Four Step Process
Successful programs are not born, but carefully crafted, thought out, and revised along the way. If your group is going to be successful at recruitment and outreach, good programming is a necessity. The key to successful programming involves four basic steps: development, planning and logistics, promotion and follow up. The more your group follows these steps, over the years, the more your groups programs will be sustainable and long-lasting.
Visit the Student Club/Organization Handbook for detailed information about programming policies. Look under “Sponsoring Events,” “Policies and Procedures for Travel,” and Raising Money for Your Club/Organization.”
This is the time for your group to brainstorm, dream a little, and forget about logistics or realities. It is also an important time to ask questions.
At the end of the development stage, consider your budget/how you are going to finance the program. Once you have these two things in hand, you’re ready to begin planning.
2. PLANNING & LOGISTICS
Now’s the time to hone in your ideas and figure out what’s possible:
The Event Planning Form helps the Clubs office keep track of the club events on campus. This is so that we can help spread the word about events, keep students safe, and make sure all clubs and orgs are following PLU policies.
Please fill this form out for all club events and meetings, at least two week before the actual event. If there is a recurring event, like a weekly meeting, the event planning form can be filled out just once each semester. You do not need an EPF if you are tabling, unless you will be fundraising. Note that if you reserve a room on campus and don’t fill out an EPF, you may not use that space, and if it is locked, Campus Safety will not be able to open it for you.
You can make reservations for space, multimedia, or order catering for events through Conferences and Events, namely through EMS. Sign in to EMS with your Epass information, and you should already be linked to the club you are affiliated with (if not, contact email@example.com and we’ll fix that for you). From there, you will be able to reserve a room on campus, so be sure to have a complete event plan ready.
In addition, if you wish to have Catering or any Media services from Instructional Technologies (such as projectors, microphones, etc.), you need to contact those departments separately. Note that Catering requires a final headcount at least five days in advance!
University Catering Services provides catering for campus venues; including outdoor spaces. All food & beverage needs for events scheduled within the Anderson University Center are required to be obtained through Catering Services. More information can be found on Catering Services website at https://www.plu.edu/catering
You should also actively be talking to Catering Services even if you don’t plan on them providing food for your event. If you are planning any bake sales, potlucks, or events where your members will be handling food, chances are that there are some forms you need to be filling out and policies that you need to be aware of.
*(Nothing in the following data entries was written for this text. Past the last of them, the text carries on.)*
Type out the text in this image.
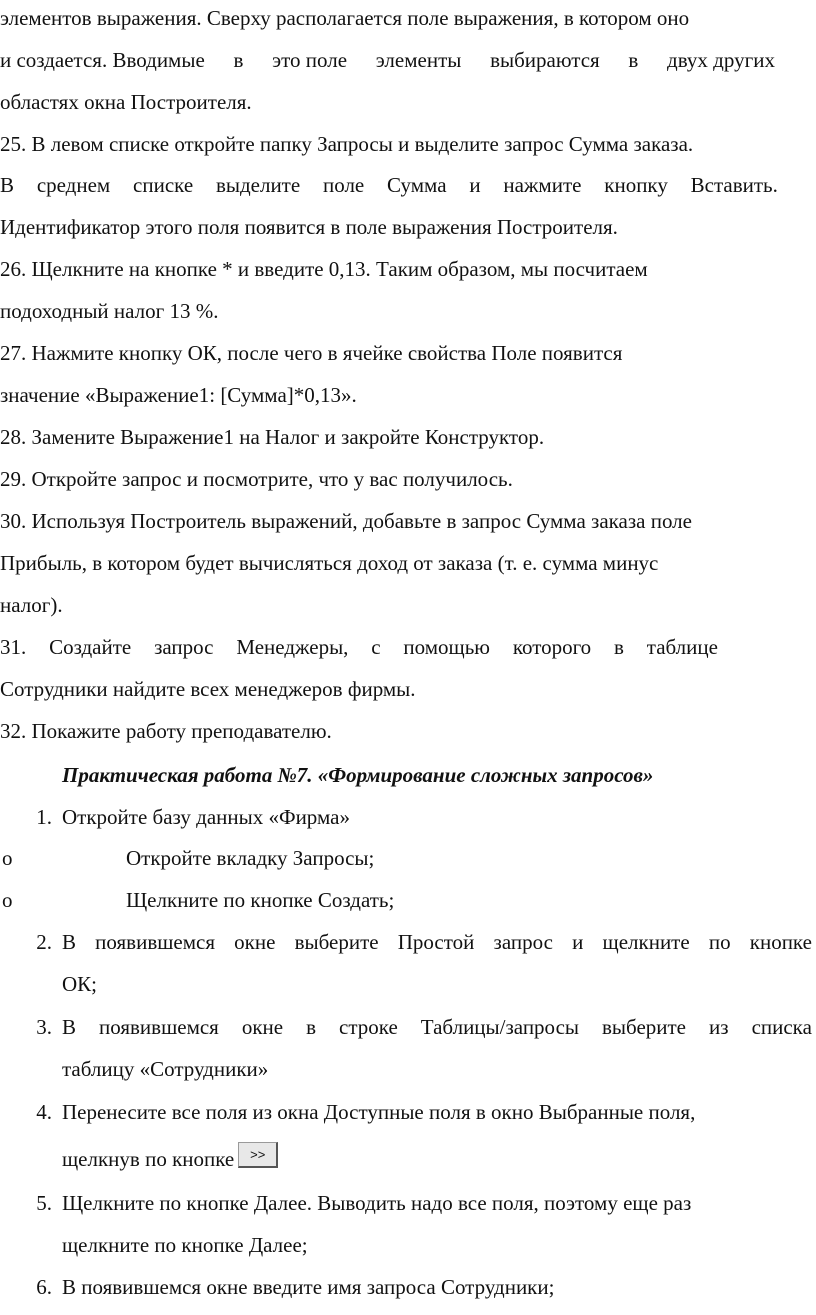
элементов выражения. Сверху располагается поле выражения, в котором оно
и создается. Вводимые в это поле элементы выбираются в двух других
областях окна Построителя.
25. В левом списке откройте папку Запросы и выделите запрос Сумма заказа.
В среднем списке выделите поле Сумма и нажмите кнопку Вставить.
Идентификатор этого поля появится в поле выражения Построителя.
26. Щелкните на кнопке * и введите 0,13. Таким образом, мы посчитаем
подоходный налог 13 %.
27. Нажмите кнопку ОК, после чего в ячейке свойства Поле появится
значение «Выражение1: [Сумма]*0,13».
28. Замените Выражение1 на Налог и закройте Конструктор.
29. Откройте запрос и посмотрите, что у вас получилось.
30. Используя Построитель выражений, добавьте в запрос Сумма заказа поле
Прибыль, в котором будет вычисляться доход от заказа (т. е. сумма минус
налог).
31. Создайте запрос Менеджеры, с помощью которого в таблице
Сотрудники найдите всех менеджеров фирмы.
32. Покажите работу преподавателю.
Практическая работа №7. «Формирование сложных запросов»
1. Откройте базу данных «Фирма»
o	Откройте вкладку Запросы;
o	Щелкните по кнопке Создать;
2. В появившемся окне выберите Простой запрос и щелкните по кнопке
ОК;
3. В появившемся окне в строке Таблицы/запросы выберите из списка
таблицу «Сотрудники»
4. Перенесите все поля из окна Доступные поля в окно Выбранные поля,
щелкнув по кнопке >>
5. Щелкните по кнопке Далее. Выводить надо все поля, поэтому еще раз
щелкните по кнопке Далее;
6. В появившемся окне введите имя запроса Сотрудники;
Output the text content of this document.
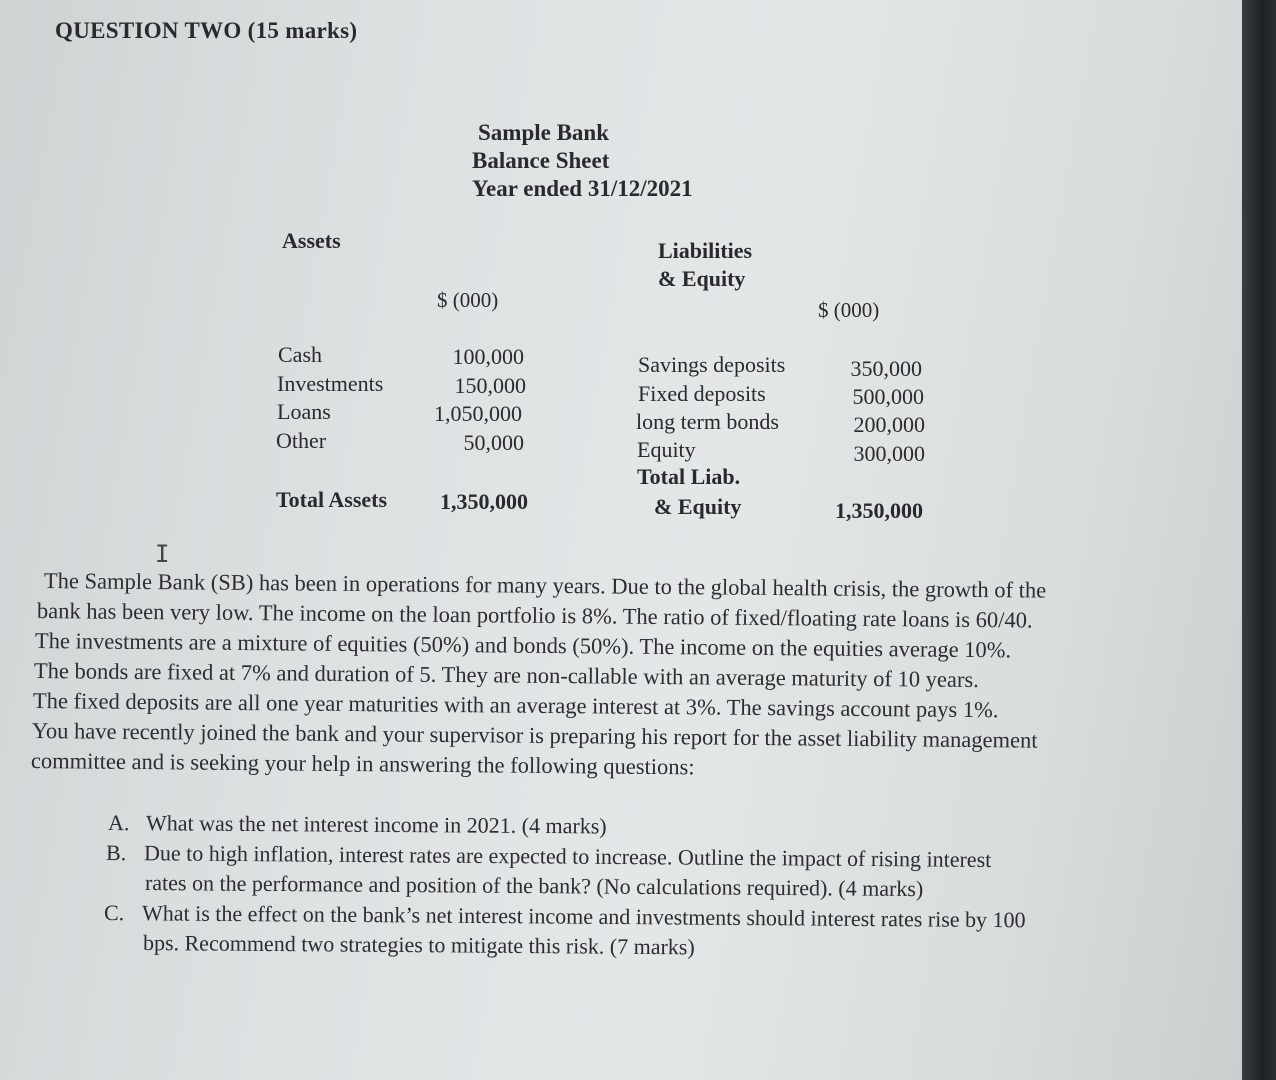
QUESTION TWO (15 marks)
Sample Bank
Balance Sheet
Year ended 31/12/2021
Assets	Liabilities
& Equity
$ (000)	$ (000)
Cash	100,000
Investments	150,000
Loans	1,050,000
Other	50,000
Savings deposits	350,000
Fixed deposits	500,000
long term bonds	200,000
Equity	300,000
Total Assets 1,350,000
Total Liab.
& Equity	1,350,000
I
The Sample Bank (SB) has been in operations for many years. Due to the global health crisis, the growth of the
bank has been very low. The income on the loan portfolio is 8%. The ratio of fixed/floating rate loans is 60/40.
The investments are a mixture of equities (50%) and bonds (50%). The income on the equities average 10%.
The bonds are fixed at 7% and duration of 5. They are non-callable with an average maturity of 10 years.
The fixed deposits are all one year maturities with an average interest at 3%. The savings account pays 1%.
You have recently joined the bank and your supervisor is preparing his report for the asset liability management
committee and is seeking your help in answering the following questions:
A. What was the net interest income in 2021. (4 marks)
B. Due to high inflation, interest rates are expected to increase. Outline the impact of rising interest
rates on the performance and position of the bank? (No calculations required). (4 marks)
C. What is the effect on the bank’s net interest income and investments should interest rates rise by 100
bps. Recommend two strategies to mitigate this risk. (7 marks)
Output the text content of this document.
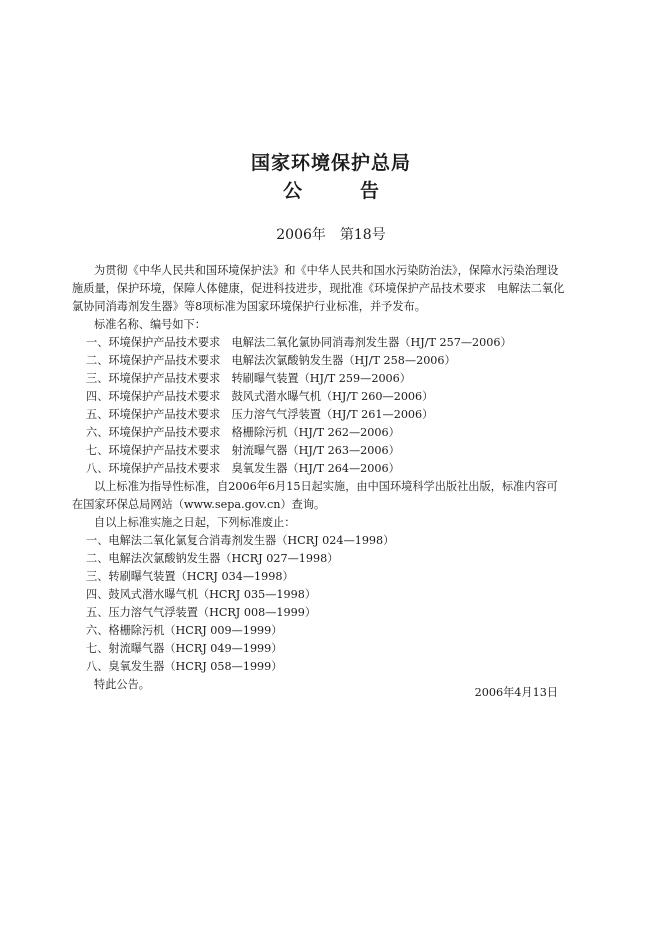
国家环境保护总局
公告
2006年　第18号

为贯彻《中华人民共和国环境保护法》和《中华人民共和国水污染防治法》，保障水污染治理设

施质量，保护环境，保障人体健康，促进科技进步，现批准《环境保护产品技术要求　电解法二氧化

氯协同消毒剂发生器》等8项标准为国家环境保护行业标准，并予发布。

标准名称、编号如下：

一、环境保护产品技术要求　电解法二氧化氯协同消毒剂发生器（HJ/T 257—2006）

二、环境保护产品技术要求　电解法次氯酸钠发生器（HJ/T 258—2006）

三、环境保护产品技术要求　转刷曝气装置（HJ/T 259—2006）

四、环境保护产品技术要求　鼓风式潜水曝气机（HJ/T 260—2006）

五、环境保护产品技术要求　压力溶气气浮装置（HJ/T 261—2006）

六、环境保护产品技术要求　格栅除污机（HJ/T 262—2006）

七、环境保护产品技术要求　射流曝气器（HJ/T 263—2006）

八、环境保护产品技术要求　臭氧发生器（HJ/T 264—2006）

以上标准为指导性标准，自2006年6月15日起实施，由中国环境科学出版社出版，标准内容可

在国家环保总局网站（www.sepa.gov.cn）查询。

自以上标准实施之日起，下列标准废止：

一、电解法二氧化氯复合消毒剂发生器（HCRJ 024—1998）

二、电解法次氯酸钠发生器（HCRJ 027—1998）

三、转刷曝气装置（HCRJ 034—1998）

四、鼓风式潜水曝气机（HCRJ 035—1998）

五、压力溶气气浮装置（HCRJ 008—1999）

六、格栅除污机（HCRJ 009—1999）

七、射流曝气器（HCRJ 049—1999）

八、臭氧发生器（HCRJ 058—1999）

特此公告。

2006年4月13日
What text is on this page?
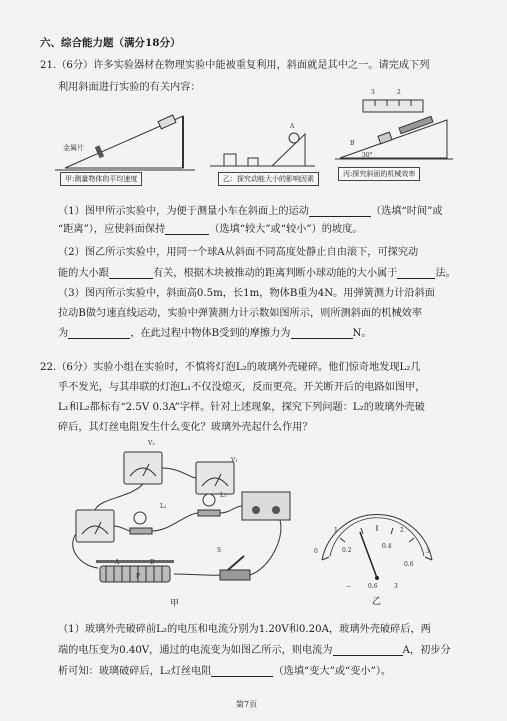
六、综合能力题（满分18分）
21.（6分）许多实验器材在物理实验中能被重复利用，斜面就是其中之一。请完成下列
利用斜面进行实验的有关内容：
金属片
甲:测量物体的平均速度
A
乙：探究动能大小的影响因素
3	2
B
30°
丙:探究斜面的机械效率
（1）图甲所示实验中，为便于测量小车在斜面上的运动	（选填“时间”或
“距离”），应使斜面保持	（选填“较大”或“较小”）的坡度。
（2）图乙所示实验中，用同一个球A从斜面不同高度处静止自由滚下，可探究动
能的大小跟	有关，根据木块被推动的距离判断小球动能的大小属于	法。
（3）图丙所示实验中，斜面高0.5m，长1m，物体B重为4N。用弹簧测力计沿斜面
拉动B做匀速直线运动，实验中弹簧测力计示数如图所示，则所测斜面的机械效率
为	，在此过程中物体B受到的摩擦力为	N。
22.（6分）实验小组在实验时，不慎将灯泡L₂的玻璃外壳碰碎。他们惊奇地发现L₂几
乎不发光，与其串联的灯泡L₁不仅没熄灭，反而更亮。开关断开后的电路如图甲，
L₁和L₂都标有“2.5V 0.3A”字样。针对上述现象，探究下列问题：L₂的玻璃外壳破
碎后，其灯丝电阻发生什么变化？玻璃外壳起什么作用？
V₂
V₁
L₂
L₁
A	B
P
S
甲
0
1	2
3
0.2
0.4
0.6
−	0.6	3
乙
（1）玻璃外壳破碎前L₂的电压和电流分别为1.20V和0.20A，玻璃外壳破碎后，两
端的电压变为0.40V，通过的电流变为如图乙所示，则电流为	A，初步分
析可知：玻璃破碎后，L₂灯丝电阻	（选填“变大”或“变小”）。
第7页
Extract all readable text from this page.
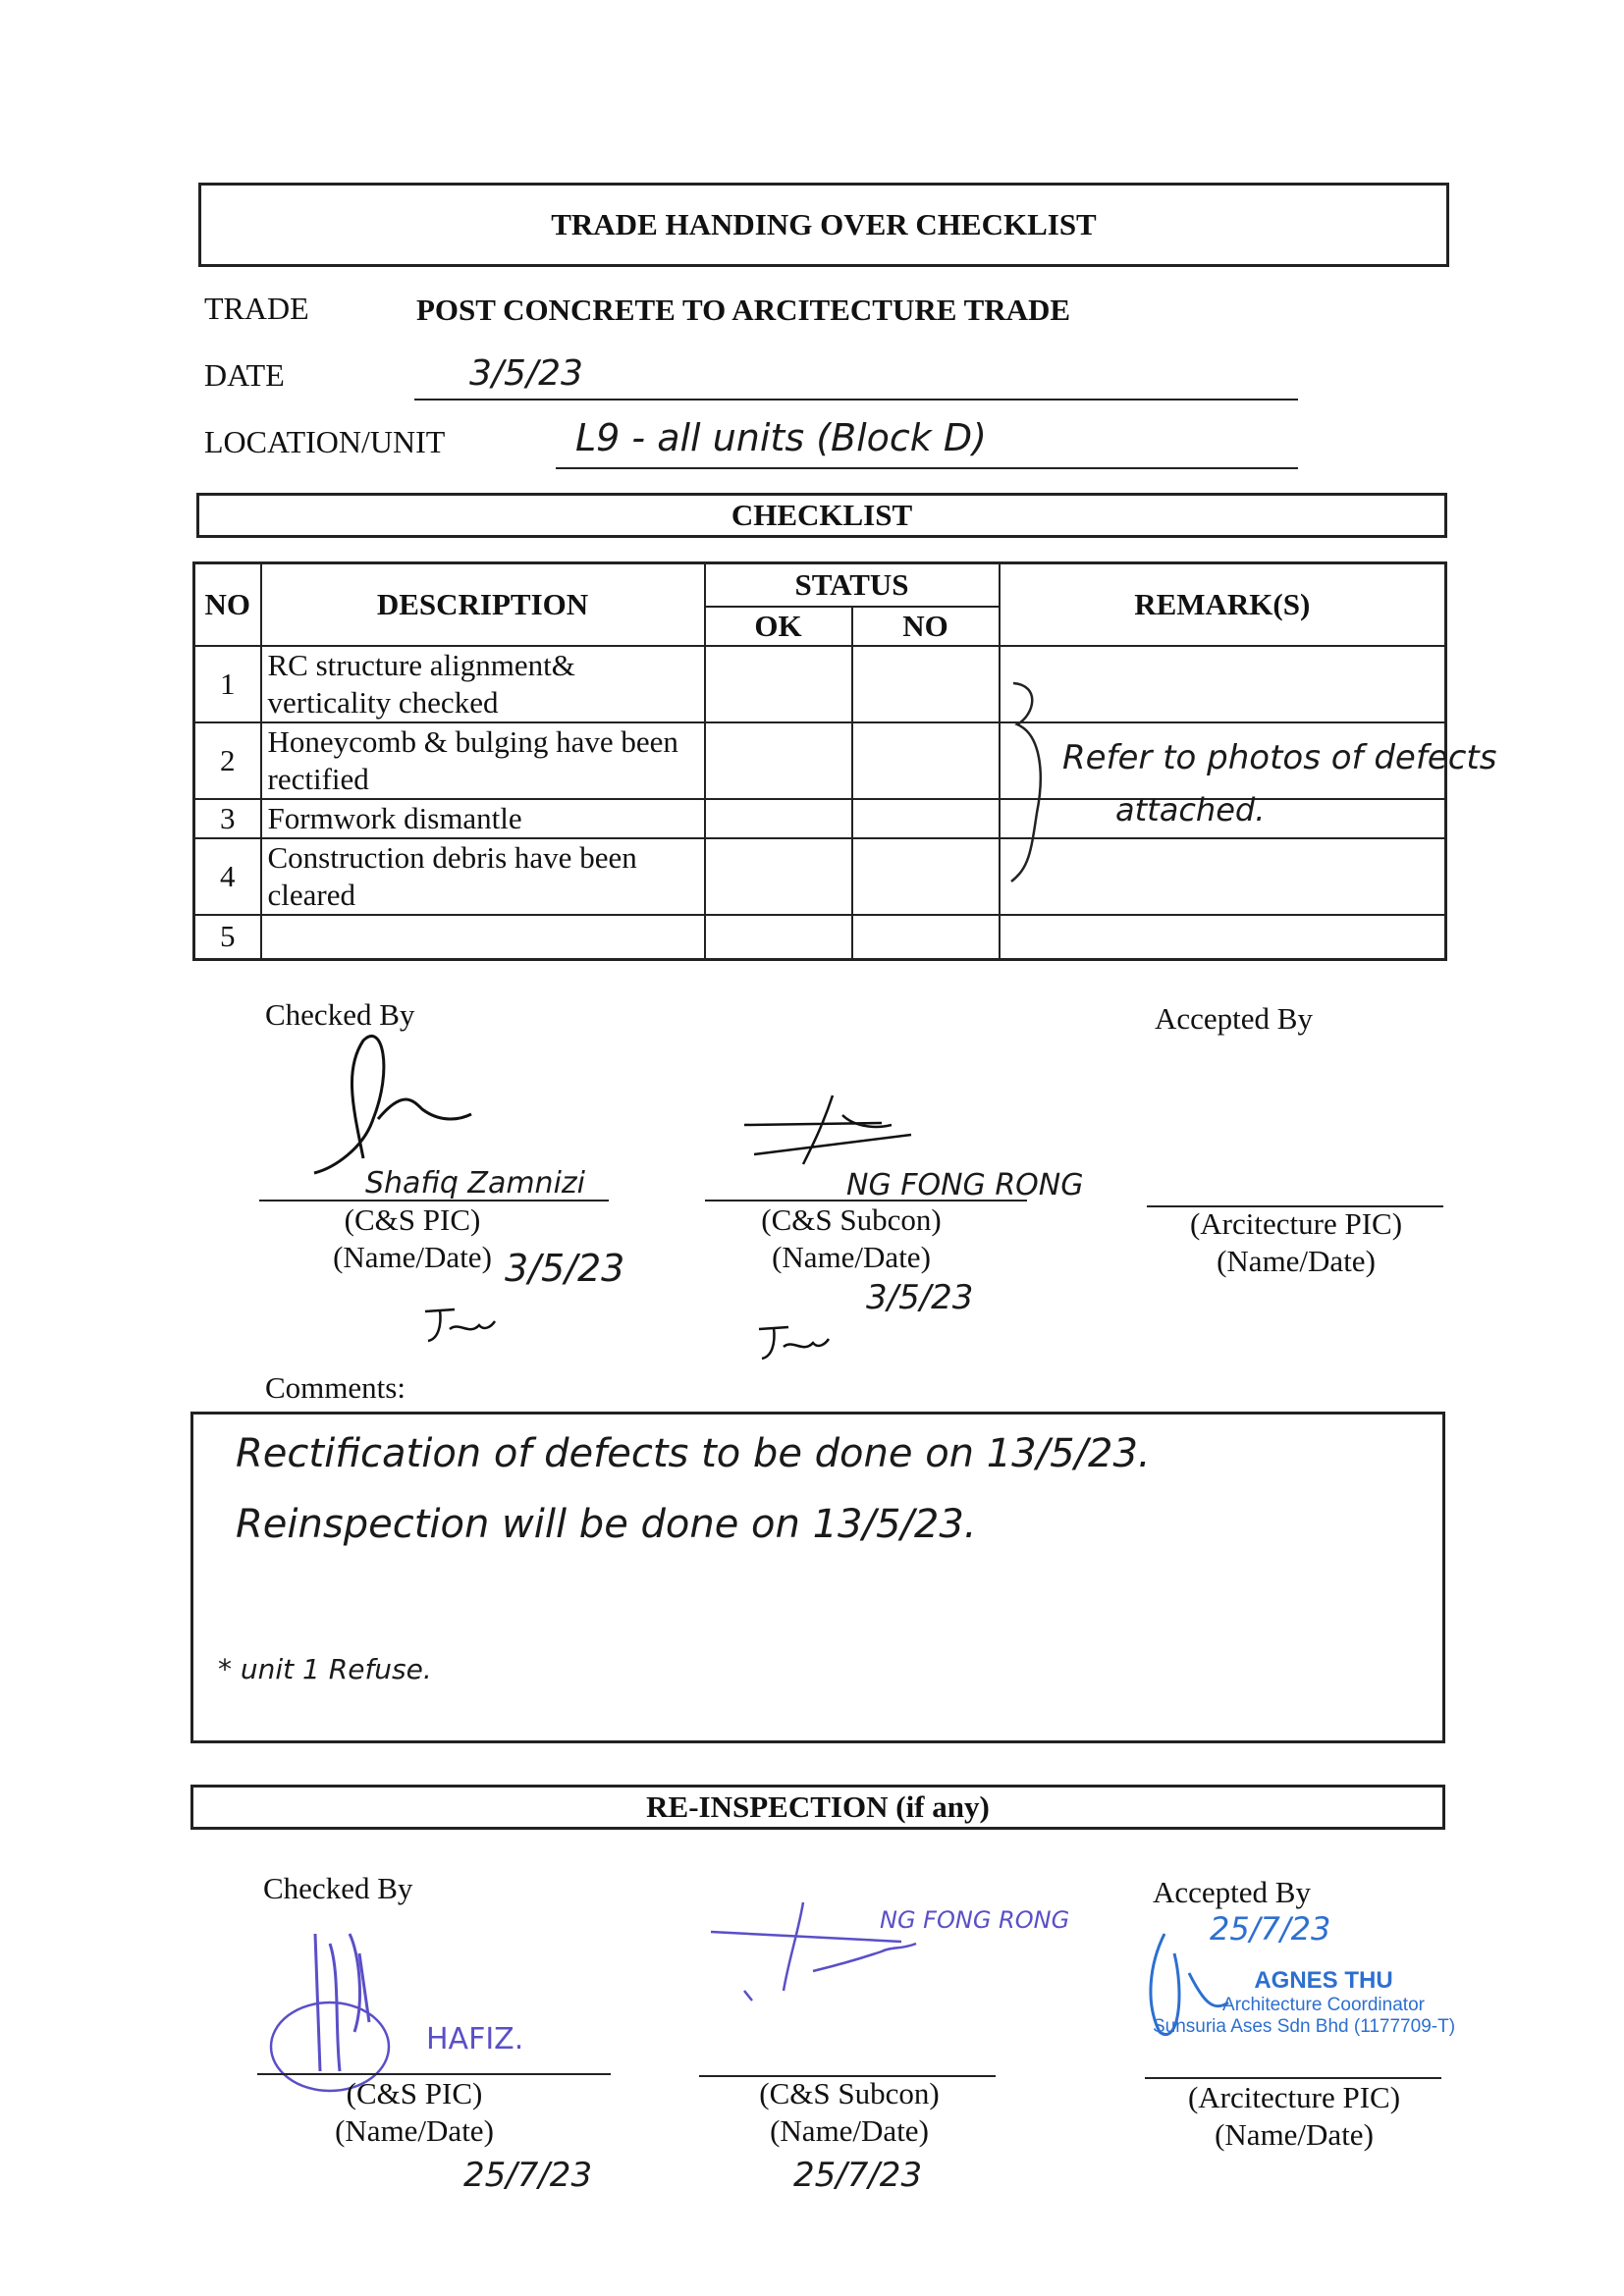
TRADE HANDING OVER CHECKLIST
TRADE	POST CONCRETE TO ARCITECTURE TRADE
DATE	3/5/23
LOCATION/UNIT	L9 - all units (Block D)
CHECKLIST
NO	DESCRIPTION	STATUS		REMARK(S)
		OK	NO	
1	RC structure alignment& verticality checked			
2	Honeycomb & bulging have been rectified			
3	Formwork dismantle			
4	Construction debris have been cleared			
5				
Refer to photos of defects
attached.
Checked By	Accepted By
Shafiq Zamnizi
(C&S PIC)
(Name/Date) 3/5/23
NG FONG RONG
(C&S Subcon)
(Name/Date)
3/5/23
(Arcitecture PIC)
(Name/Date)
Comments:
Rectification of defects to be done on 13/5/23.
Reinspection will be done on 13/5/23.
* unit 1 Refuse.
RE-INSPECTION (if any)
Checked By	Accepted By
HAFIZ.
(C&S PIC)
(Name/Date)
25/7/23
NG FONG RONG
(C&S Subcon)
(Name/Date)
25/7/23
25/7/23
AGNES THU
Architecture Coordinator
Sunsuria Ases Sdn Bhd (1177709-T)
(Arcitecture PIC)
(Name/Date)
There are tables in the AUC across from OMM that you may use to table. You can reserve these tables by using EMS, which will schedule the dates and times you wish to table. While generally you do not need to send us an Event Planning Form for this, you do if you are planning to fundraise (i.e. selling things). In addition, if you are planning to offer food to passerby, it must be individually wrapped items (such as candy).
You can make reservations for vehicles through Campus Safety here. Club officers are entitled to use a PLU vehicle if the club is currently active. Any driver must obtain PLU Driver Certificate in order to operate PLU vehicle. Vehicle expenses will be charged against your PLU club account.
PLU Driver Certificate >
Always remember that inter club collaboration is an option! If you’re thinking of an event that could be hosted by more than one club (i.e. you have similar interests) why not talk to other club presidents? Co-hosted events can help spread around the costs of an event, give you more manpower to get things done, and it will definitely widen your audience base.
Don’t know any other club leaders? Don’t be shy! Chances are, club presidents will be more than happy to plan something out. To start with, check out our list of clubs–maybe you didn’t know we had certain clubs!
4. FOLLOW UP
Few groups realize that the program is not the end of the programming process. After your event is finished, if you want to be successful in the future, you will follow up your program with both formalized and informal evaluations, to provide your group with good information for the rest of the year and future year’s groups.
In immediate follow up, you should clean up the space you have used to return to its original state and tear down any advertising. At the next club meeting, you should review with your group what worked and what did not, leave notes to pass on for future event planning purposes, identify any difficulties that occurred with the process and action steps for improvement in the future, send Thank You notes to key players in the planning, send Thank You notes to people who may have stepped up in a moment of need, and thank your group and planning team.